Tip #3: Protect Your Snail Mail
Don’t let unscrupulous people go through your mail. You can prevent this in two significant ways. First, try to retrieve your mail as soon as possible after it has been delivered. If you’ll be unable to do so for an extended period of time, have the post office hold your mail until you can check it again regularly or have a neighbor your trust empty your mailbox for you.
Second, you can lock your mailbox so that the postal delivery person can still drop off the mail, but a key is needed or remove the mail. A determined criminal can still access your mail, but the lock will be a strong deterrent.
Tip #4: Shred Documents Containing Personal Information
Old tax documents, bank statements and billing records are a gold mine to identity thieves. To avoid someone from stealing your identity by going through your trash, shred these types of sensitive documents before throwing them away. If possible, use a cross shredder for added security.
Tip #5: Use Good Passwords
What makes a password good? For one thing, you only have one password per online account. This means some hacker who breached your online bank account and has stolen your password can’t also use that password for your online credit card or mobile phone accounts.
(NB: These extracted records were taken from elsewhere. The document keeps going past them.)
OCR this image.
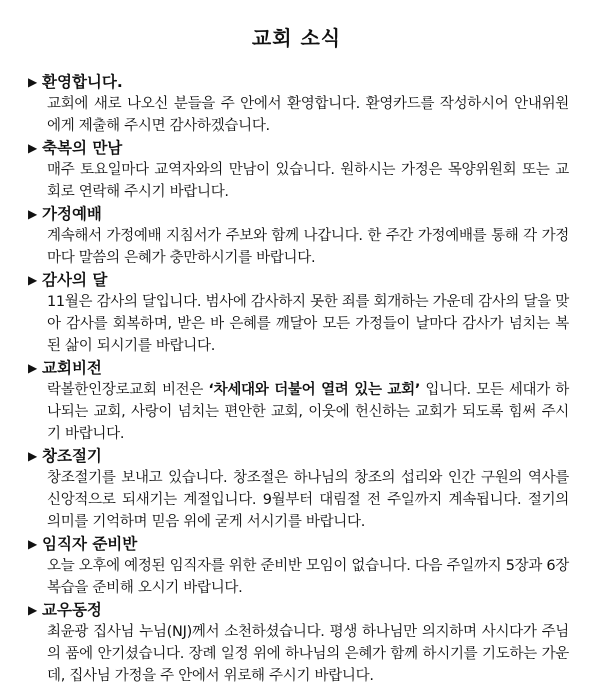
교회 소식
▶ 환영합니다.
교회에 새로 나오신 분들을 주 안에서 환영합니다. 환영카드를 작성하시어 안내위원에게 제출해 주시면 감사하겠습니다.
▶ 축복의 만남
매주 토요일마다 교역자와의 만남이 있습니다. 원하시는 가정은 목양위원회 또는 교회로 연락해 주시기 바랍니다.
▶ 가정예배
계속해서 가정예배 지침서가 주보와 함께 나갑니다. 한 주간 가정예배를 통해 각 가정마다 말씀의 은혜가 충만하시기를 바랍니다.
▶ 감사의 달
11월은 감사의 달입니다. 범사에 감사하지 못한 죄를 회개하는 가운데 감사의 달을 맞아 감사를 회복하며, 받은 바 은혜를 깨달아 모든 가정들이 날마다 감사가 넘치는 복된 삶이 되시기를 바랍니다.
▶ 교회비전
락볼한인장로교회 비전은 ‘차세대와 더불어 열려 있는 교회’ 입니다. 모든 세대가 하나되는 교회, 사랑이 넘치는 편안한 교회, 이웃에 헌신하는 교회가 되도록 힘써 주시기 바랍니다.
▶ 창조절기
창조절기를 보내고 있습니다. 창조절은 하나님의 창조의 섭리와 인간 구원의 역사를 신앙적으로 되새기는 계절입니다. 9월부터 대림절 전 주일까지 계속됩니다. 절기의 의미를 기억하며 믿음 위에 굳게 서시기를 바랍니다.
▶ 임직자 준비반
오늘 오후에 예정된 임직자를 위한 준비반 모임이 없습니다. 다음 주일까지 5장과 6장 복습을 준비해 오시기 바랍니다.
▶ 교우동정
최윤광 집사님 누님(NJ)께서 소천하셨습니다. 평생 하나님만 의지하며 사시다가 주님의 품에 안기셨습니다. 장례 일정 위에 하나님의 은혜가 함께 하시기를 기도하는 가운데, 집사님 가정을 주 안에서 위로해 주시기 바랍니다.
Another thing that makes a password good is that it’s not in plain English. This means it has random symbols, capital letters and alternative spellings. Yes, it’ll be hard to remember, but it’ll make even the most determined hacker think twice before using a brute force password attack.
Tip #6: Use an IP Pin
With such reliance on the social security number, the IRS has a special program that allows taxpayers to use a predetermined six-digit number on their tax returns along with a social security number. This IP PIN makes it that much harder for a tax thief to file a fraudulent tax return pretending to be you.
Even with the above tips, nothing beats common sense and a willingness to put a little bit of extra effort into keeping tax information as safe as possible.